Item: Washington's new No. 1 Dem, Speaker-to-be Nancy Pelosi, decided she wanted her sleazy born-again-peacenik buddy Jack Murtha to be the House majority leader. That's the No. 2 slot. Not so fast, said the House's current No. 2 Dem, Steny Hoyer: He forcefully pushed back against Pelosi's efforts to oust him and trounced Murtha in yesterday's vote of Democratic House members.
So Pelosi and Hoyer - who ran against each other for the post of minority leader in 2001 and are said to dislike and distrust each other - must now work together on the complex task of managing the rules and structure of the House of Representatives.
Item: James Carville is calling for the head of Howard Dean, the chairman of the Democratic Party. He likens Dean to Donald Rumsfeld - perhaps the nastiest thing Carville could imagine saying - and actually blames the Man from Yeeargh for spending money in a way that limited Democratic gains in the House to 29. They could have been 40 to 50, some Dems are saying. Dean must fry.
Yes, it seems like a disaster for the Democrats.
Only it isn't. This behavior is a sign of the Democratic Party's health, not its weakness.
Dems have power on Capitol Hill for the first time in a dozen years after winning around 53 percent of the vote for House seats last Tuesday.
And House Democrats have made several correct judgments about their victory. The first is that Nancy Pelosi was not its architect and requires little or no deference. If anything, they won in spite of her, not because of her.

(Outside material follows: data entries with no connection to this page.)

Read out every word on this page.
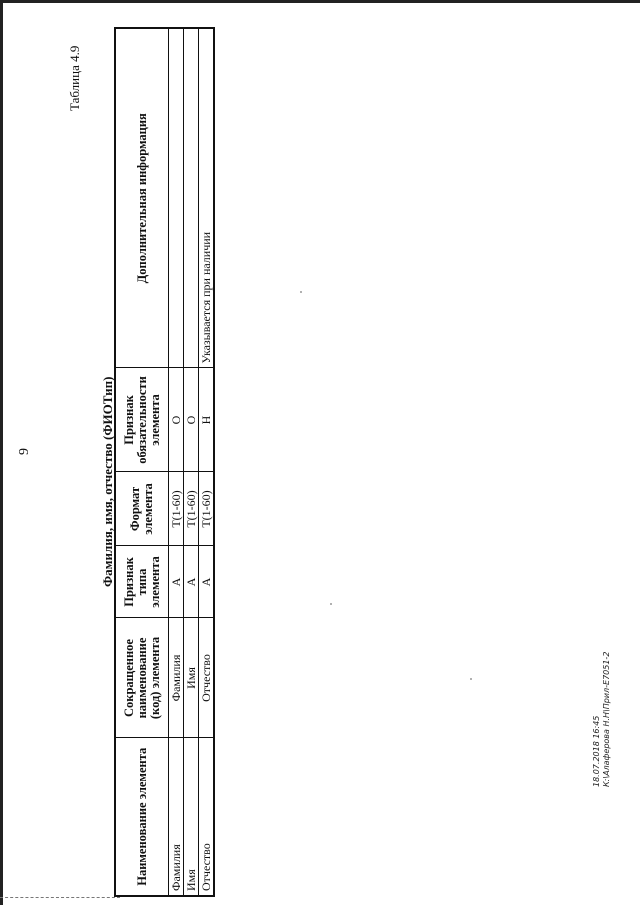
9
Таблица 4.9
Фамилия, имя, отчество (ФИОТип)
Наименование элемента	Сокращенное наименование (код) элемента	Признак типа элемента	Формат элемента	Признак обязательности элемента	Дополнительная информация
Фамилия	Фамилия	А	Т(1-60)	О	
Имя	Имя	А	Т(1-60)	О	
Отчество	Отчество	А	Т(1-60)	Н	Указывается при наличии
18.07.2018 16:45 К:\Алаферова Н.Н\Прил-Е7051-2
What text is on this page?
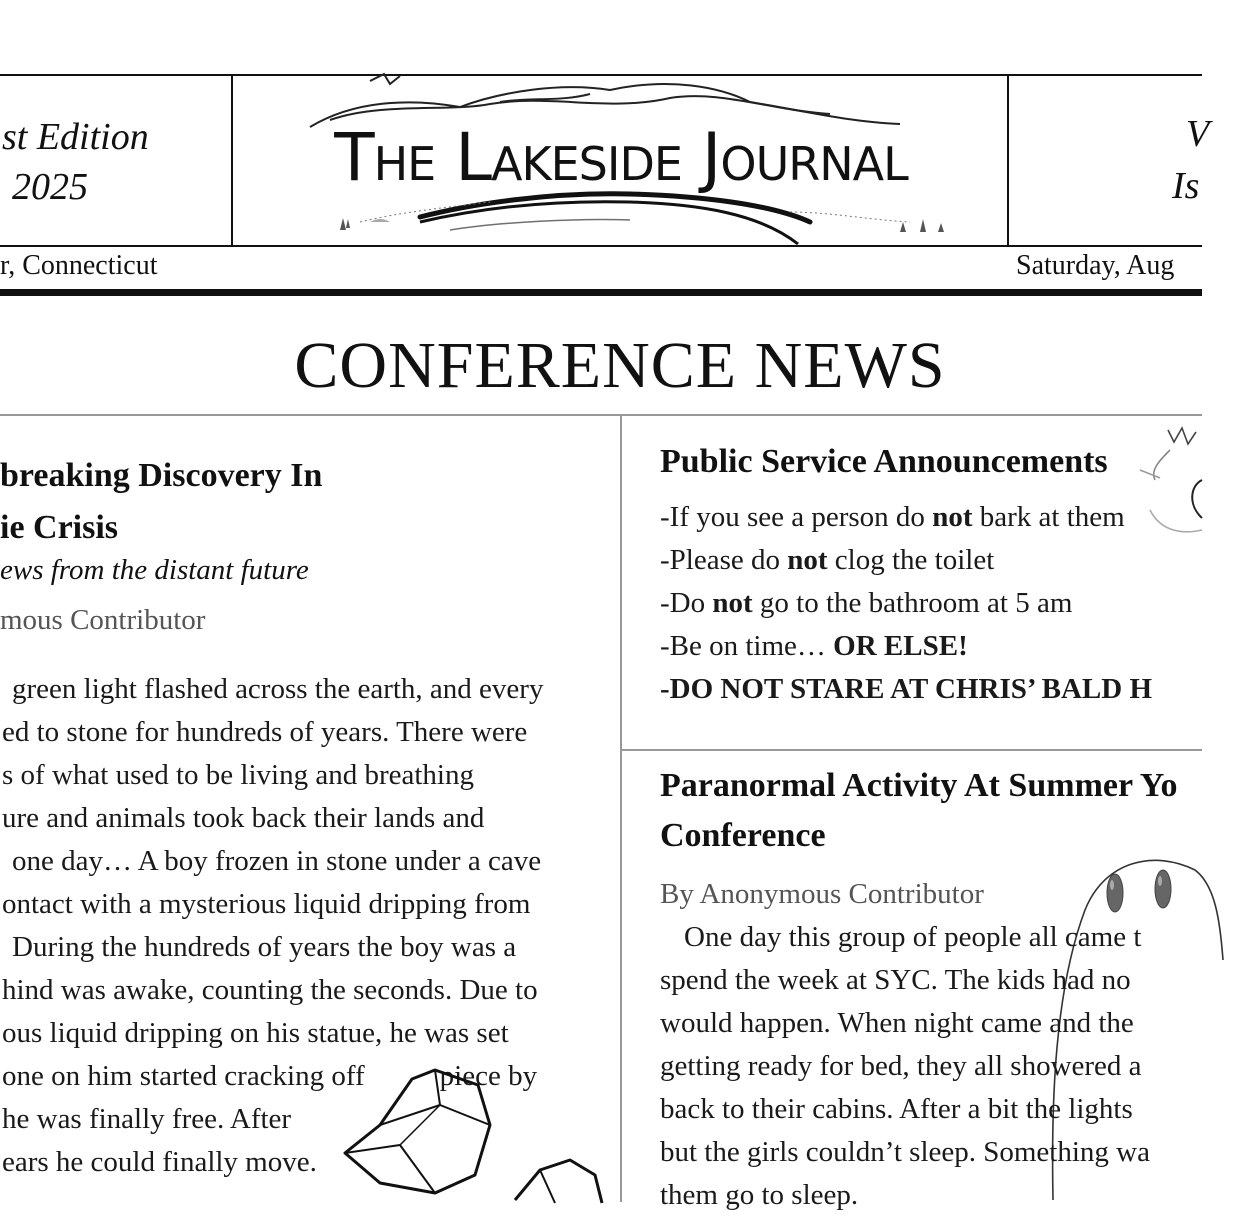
st Edition
2025	The Lakeside Journal	V
Is
r, Connecticut	Saturday, Aug
CONFERENCE NEWS
breaking Discovery In
ie Crisis
ews from the distant future
mous Contributor
green light flashed across the earth, and every
ed to stone for hundreds of years. There were
s of what used to be living and breathing
ure and animals took back their lands and
one day… A boy frozen in stone under a cave
ontact with a mysterious liquid dripping from
During the hundreds of years the boy was a
hind was awake, counting the seconds. Due to
ous liquid dripping on his statue, he was set
one on him started cracking off	piece by
he was finally free. After
ears he could finally move.
Public Service Announcements
-If you see a person do not bark at them
-Please do not clog the toilet
-Do not go to the bathroom at 5 am
-Be on time… OR ELSE!
-DO NOT STARE AT CHRIS’ BALD H
Paranormal Activity At Summer Yo
Conference
By Anonymous Contributor
One day this group of people all came t
spend the week at SYC. The kids had no
would happen. When night came and the
getting ready for bed, they all showered a
back to their cabins. After a bit the lights
but the girls couldn’t sleep. Something wa
them go to sleep.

For months, she went back and forth on the question of whether Democrats should offer their version of the 1994 "Contract with America" that united Republican themes in a single document. She said no, she said yes, she said no, and finally she issued such a document . . . which said almost nothing of interest.

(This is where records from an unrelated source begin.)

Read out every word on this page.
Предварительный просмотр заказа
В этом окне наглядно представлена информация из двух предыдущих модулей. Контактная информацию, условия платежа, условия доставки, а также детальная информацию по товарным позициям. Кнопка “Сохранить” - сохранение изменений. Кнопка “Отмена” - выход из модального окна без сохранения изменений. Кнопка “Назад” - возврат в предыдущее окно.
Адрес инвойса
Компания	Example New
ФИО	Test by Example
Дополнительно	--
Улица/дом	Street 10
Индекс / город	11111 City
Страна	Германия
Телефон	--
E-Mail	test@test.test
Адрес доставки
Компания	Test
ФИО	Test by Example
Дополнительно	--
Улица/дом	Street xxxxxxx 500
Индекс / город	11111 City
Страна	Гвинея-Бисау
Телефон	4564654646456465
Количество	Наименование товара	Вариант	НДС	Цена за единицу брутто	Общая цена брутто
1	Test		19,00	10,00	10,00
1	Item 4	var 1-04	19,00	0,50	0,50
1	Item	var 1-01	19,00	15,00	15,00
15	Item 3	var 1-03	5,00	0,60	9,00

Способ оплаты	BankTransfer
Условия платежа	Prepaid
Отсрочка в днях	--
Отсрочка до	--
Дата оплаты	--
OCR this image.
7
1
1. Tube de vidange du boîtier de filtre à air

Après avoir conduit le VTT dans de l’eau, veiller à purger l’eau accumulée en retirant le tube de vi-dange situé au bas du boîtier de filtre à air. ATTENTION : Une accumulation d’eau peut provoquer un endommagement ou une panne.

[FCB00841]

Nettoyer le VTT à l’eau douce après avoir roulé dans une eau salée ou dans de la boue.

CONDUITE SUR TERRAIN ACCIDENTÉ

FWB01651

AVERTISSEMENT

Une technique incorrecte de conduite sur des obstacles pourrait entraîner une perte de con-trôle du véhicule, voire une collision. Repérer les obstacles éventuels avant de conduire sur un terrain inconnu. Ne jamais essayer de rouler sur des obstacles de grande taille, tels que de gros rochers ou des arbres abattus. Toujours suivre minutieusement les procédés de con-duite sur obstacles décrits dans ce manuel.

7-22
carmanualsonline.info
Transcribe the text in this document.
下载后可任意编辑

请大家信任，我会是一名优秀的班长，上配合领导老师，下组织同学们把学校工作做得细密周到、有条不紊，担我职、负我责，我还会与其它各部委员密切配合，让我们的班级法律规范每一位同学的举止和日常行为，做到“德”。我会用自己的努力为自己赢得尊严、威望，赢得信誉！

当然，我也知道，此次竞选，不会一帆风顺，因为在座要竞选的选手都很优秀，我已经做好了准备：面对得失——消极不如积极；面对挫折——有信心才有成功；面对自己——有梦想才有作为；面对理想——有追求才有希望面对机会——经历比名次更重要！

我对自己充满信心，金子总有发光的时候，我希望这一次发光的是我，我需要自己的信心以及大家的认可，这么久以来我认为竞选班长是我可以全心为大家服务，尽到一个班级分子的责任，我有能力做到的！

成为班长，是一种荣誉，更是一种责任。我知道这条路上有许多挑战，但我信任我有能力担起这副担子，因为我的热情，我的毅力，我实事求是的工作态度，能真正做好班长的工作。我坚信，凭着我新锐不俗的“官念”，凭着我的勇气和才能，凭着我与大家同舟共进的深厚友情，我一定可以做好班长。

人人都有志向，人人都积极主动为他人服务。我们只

On several occasions, Pelosi announced an overall slogan under which Democrats would run for office in 2006. Her first stab at it was "Together America Can Do Better," which was neither memorable nor literate. After several other futile efforts, she ended up with "A New Direction for America," which was certainly nothing special.
Unquestionably, Democrats benefited at the polls in 2006 from not having a unified message. This allowed some of them to run to the Right in the South, others to run to the Left in the Northwest and still others to run populist in the Midwest and maximize their electoral potential.
But that was not Pelosi's doing. Rather, that was the handiwork of Rahm Emanuel, the Chicago Democrat who recruited the right candidates, raised money for them and made sure they knew what themes were working, according to Democratic polls.
There are reasons to question Pelosi's political judgment, as Murtha's bungled majority leader bid demonstrates. The fact that Democrats did question it and went their own way suggests they're not going to march over a cliff behind Pelosi, whose views constitute almost a caricature of American left-liberalism at its most provincial.
And the fact that they supported a strong majority leader in Steny Hoyer means that they voted for a certain amount of creative tension at the top of the House - which is probably all to the good.
When GOP Speaker Newt Gingrich was running things in 1995 and 1996 without that creative tension, he got off to a decent start . . . before driving himself and his caucus straight into a brick wall where public opinion and policy were concerned.
As for Carville and Dean, that fight too is a mark of partisan health. Dean has been a bad chairman of the party, and he also deserves little or no credit for the midterm victories. He won the party chairmanship the old-fashioned way - by promising to throw money in every direction to every state party. That promise earned him support from Democrats in places like Mississippi and Utah hungry for D.C. cash, but spending in that way is little more than quixotic frivolity.
Democrats interested in building on their successes need to have these kinds of fights, quarrels and power struggles. When parties fail to have these clarifying battles, they end up making the kinds of disastrous errors that helped derail the Republican reform agenda and gave Democrats running room to trounce GOP Hill hacks as they did last week.